Cavillon (/fr/; Cavion) is a commune in the Somme department in Hauts-de-France in northern France.

==Geography==
Cavillon is a small village surrounded by fields and woods, situated on the D121, D156 and D95 crossroads, about15 mi northwest of Amiens. It is predominantly a farming area raising dairy cows, pigs and free-range chickens. A project to create a large pig-rearing facility is currently undergoing discussion and planning approval, much to the disgruntlement of the local population.

==History==
Cavillon has existed since Gallo-Roman times. During ploughing, archaeologists regularly find artifacts in the ground between the town and the place known as "The Brickyard", where a Roman villa once stood.
Found under the written form "Cavellon" as early as 1166, this town was mentioned again as "Caveillon" in 1301 and appeared under its current name of "Cavillon" in 1567.

==Places of note==
- The church of St. Nicolas, is built of stone with a low steeple covered with slates. On the apse, one can read the year 1781, but the nave is from the end of the 16th century.
- The château, near the church, in a beautiful woodland park, was built of bricks and stone in 1648. Two lower wings were added in 1698 and 1830. In the 1950s, it was the property of the Abbaye du Gard (on the left bank of the river Somme, downstream of Picquigny).
- The old school and mayor's office was built in 1868. The school closed in 1960. In 1996, the building was restored and laid out as a meeting room and commune secretary's office.
- On the other side of the D95, that crosses the town, is the 'old cemetery, surrounded by a brick wall, where rest the remains of five soldiers of the British Commonwealth.
- Chapelle Notre-Dame des Victoires, on the road leading to Oissy.
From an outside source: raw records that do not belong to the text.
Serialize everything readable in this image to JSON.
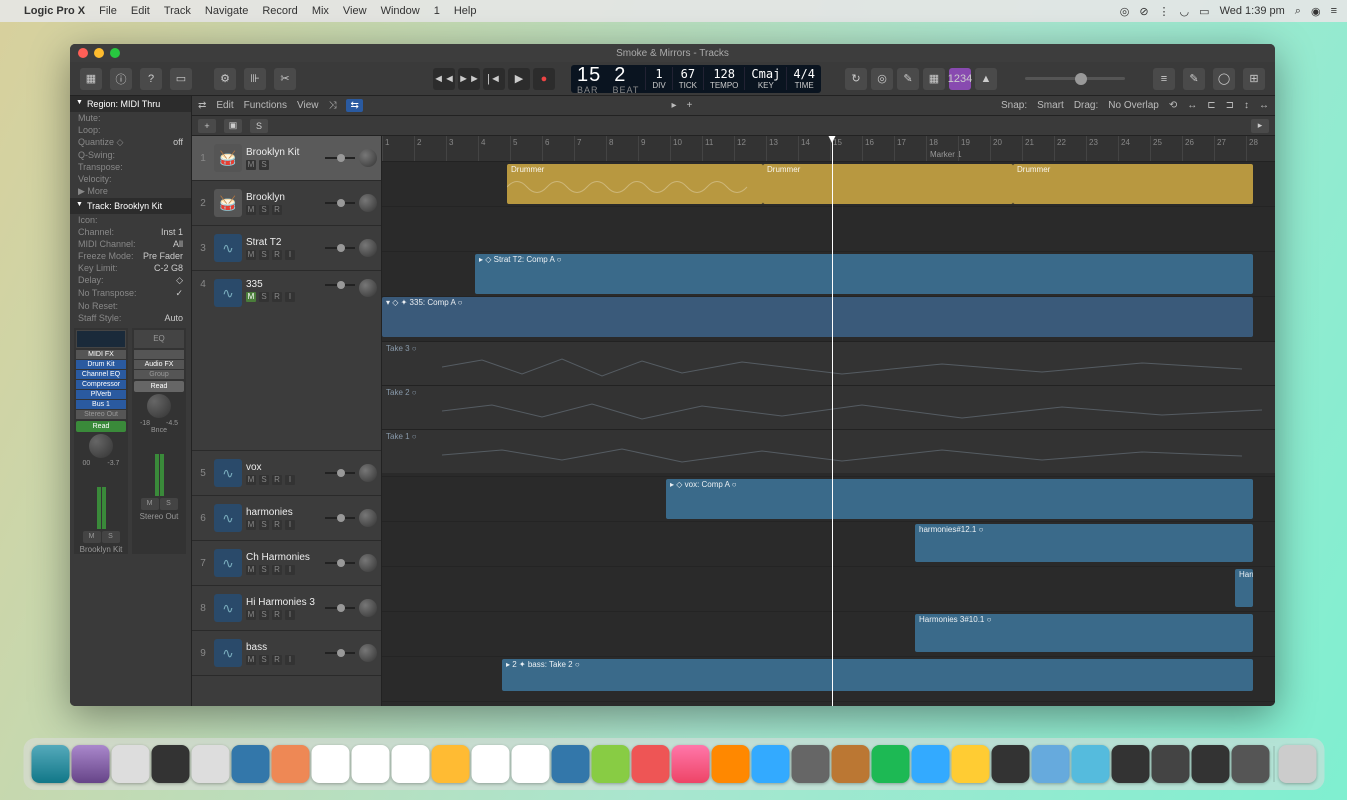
{
  "menubar": {
    "app": "Logic Pro X",
    "items": [
      "File",
      "Edit",
      "Track",
      "Navigate",
      "Record",
      "Mix",
      "View",
      "Window",
      "1",
      "Help"
    ],
    "clock": "Wed 1:39 pm"
  },
  "window_title": "Smoke & Mirrors - Tracks",
  "lcd": {
    "bar": "15",
    "beat": "2",
    "div": "1",
    "tick": "67",
    "tempo": "128",
    "key": "Cmaj",
    "sig": "4/4",
    "labels": {
      "bar": "BAR",
      "beat": "BEAT",
      "div": "DIV",
      "tick": "TICK",
      "tempo": "TEMPO",
      "key": "KEY",
      "sig": "TIME"
    }
  },
  "track_menu": {
    "edit": "Edit",
    "functions": "Functions",
    "view": "View",
    "snap_label": "Snap:",
    "snap_value": "Smart",
    "drag_label": "Drag:",
    "drag_value": "No Overlap"
  },
  "inspector": {
    "region_header": "Region: MIDI Thru",
    "rows1": [
      {
        "lbl": "Mute:",
        "val": ""
      },
      {
        "lbl": "Loop:",
        "val": ""
      },
      {
        "lbl": "Quantize ◇",
        "val": "off"
      },
      {
        "lbl": "Q-Swing:",
        "val": ""
      },
      {
        "lbl": "Transpose:",
        "val": ""
      },
      {
        "lbl": "Velocity:",
        "val": ""
      },
      {
        "lbl": "▶ More",
        "val": ""
      }
    ],
    "track_header": "Track: Brooklyn Kit",
    "rows2": [
      {
        "lbl": "Icon:",
        "val": ""
      },
      {
        "lbl": "Channel:",
        "val": "Inst 1"
      },
      {
        "lbl": "MIDI Channel:",
        "val": "All"
      },
      {
        "lbl": "Freeze Mode:",
        "val": "Pre Fader"
      },
      {
        "lbl": "Key Limit:",
        "val": "C-2  G8"
      },
      {
        "lbl": "Delay:",
        "val": "◇"
      },
      {
        "lbl": "No Transpose:",
        "val": "✓"
      },
      {
        "lbl": "No Reset:",
        "val": ""
      },
      {
        "lbl": "Staff Style:",
        "val": "Auto"
      }
    ],
    "strip1": {
      "name": "Brooklyn Kit",
      "midi_fx": "MIDI FX",
      "inst": "Drum Kit",
      "plugins": [
        "Channel EQ",
        "Compressor",
        "PlVerb"
      ],
      "sends": [
        "Bus 1"
      ],
      "output": "Stereo Out",
      "auto": "Read",
      "db_l": "00",
      "db_r": "-3.7"
    },
    "strip2": {
      "name": "Stereo Out",
      "eq": "EQ",
      "audiofx": "Audio FX",
      "group": "Group",
      "bounce": "Bnce",
      "auto": "Read",
      "db_l": "-18",
      "db_r": "-4.5"
    }
  },
  "tracks": [
    {
      "num": "1",
      "name": "Brooklyn Kit",
      "ctrls": [
        "M",
        "S"
      ],
      "sel": true,
      "type": "drum"
    },
    {
      "num": "2",
      "name": "Brooklyn",
      "ctrls": [
        "M",
        "S",
        "R"
      ],
      "type": "drum"
    },
    {
      "num": "3",
      "name": "Strat T2",
      "ctrls": [
        "M",
        "S",
        "R",
        "I"
      ],
      "type": "audio"
    },
    {
      "num": "4",
      "name": "335",
      "ctrls": [
        "M",
        "S",
        "R",
        "I"
      ],
      "type": "audio",
      "expanded": true,
      "mute": true
    },
    {
      "num": "5",
      "name": "vox",
      "ctrls": [
        "M",
        "S",
        "R",
        "I"
      ],
      "type": "audio"
    },
    {
      "num": "6",
      "name": "harmonies",
      "ctrls": [
        "M",
        "S",
        "R",
        "I"
      ],
      "type": "audio"
    },
    {
      "num": "7",
      "name": "Ch Harmonies",
      "ctrls": [
        "M",
        "S",
        "R",
        "I"
      ],
      "type": "audio"
    },
    {
      "num": "8",
      "name": "Hi Harmonies 3",
      "ctrls": [
        "M",
        "S",
        "R",
        "I"
      ],
      "type": "audio"
    },
    {
      "num": "9",
      "name": "bass",
      "ctrls": [
        "M",
        "S",
        "R",
        "I"
      ],
      "type": "audio"
    }
  ],
  "ruler_bars": [
    1,
    2,
    3,
    4,
    5,
    6,
    7,
    8,
    9,
    10,
    11,
    12,
    13,
    14,
    15,
    16,
    17,
    18,
    19,
    20,
    21,
    22,
    23,
    24,
    25,
    26,
    27,
    28
  ],
  "markers": {
    "marker1": "Marker 1"
  },
  "regions": {
    "drummer": "Drummer",
    "strat": "Strat T2: Comp A",
    "comp335": "335: Comp A",
    "take3": "Take 3",
    "take2": "Take 2",
    "take1": "Take 1",
    "vox": "vox: Comp A",
    "harm": "harmonies#12.1",
    "chharm": "Harm",
    "hiharm": "Harmonies 3#10.1",
    "bass": "bass: Take 2"
  },
  "playhead_bar": 15
}
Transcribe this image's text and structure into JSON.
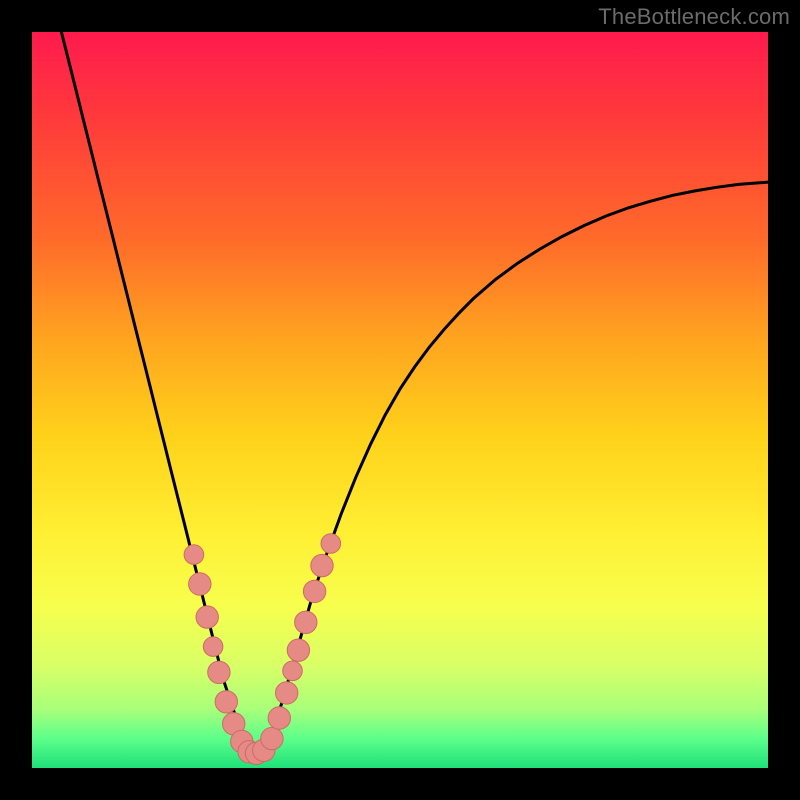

==Leisure, cultural and tourist activities==
- The town centre has a newly laid out square with flowering plants, benches and a pétanque piste. The biggest of Cavillon's three ponds is shaded by trees and the nests of moorhens and ducks can be seen on its flowery banks.
- The attractiveness of the town of Cavillon, well maintained despite the municipal worker having to divide his time with neighbouring towns, is also attributed to the residents, encouraged by the wife of the current mayor, to grow flowers in their own gardens.
- Several walking routes pass through the commune of Cavillon, with directional panels provided by the C.C.O.A.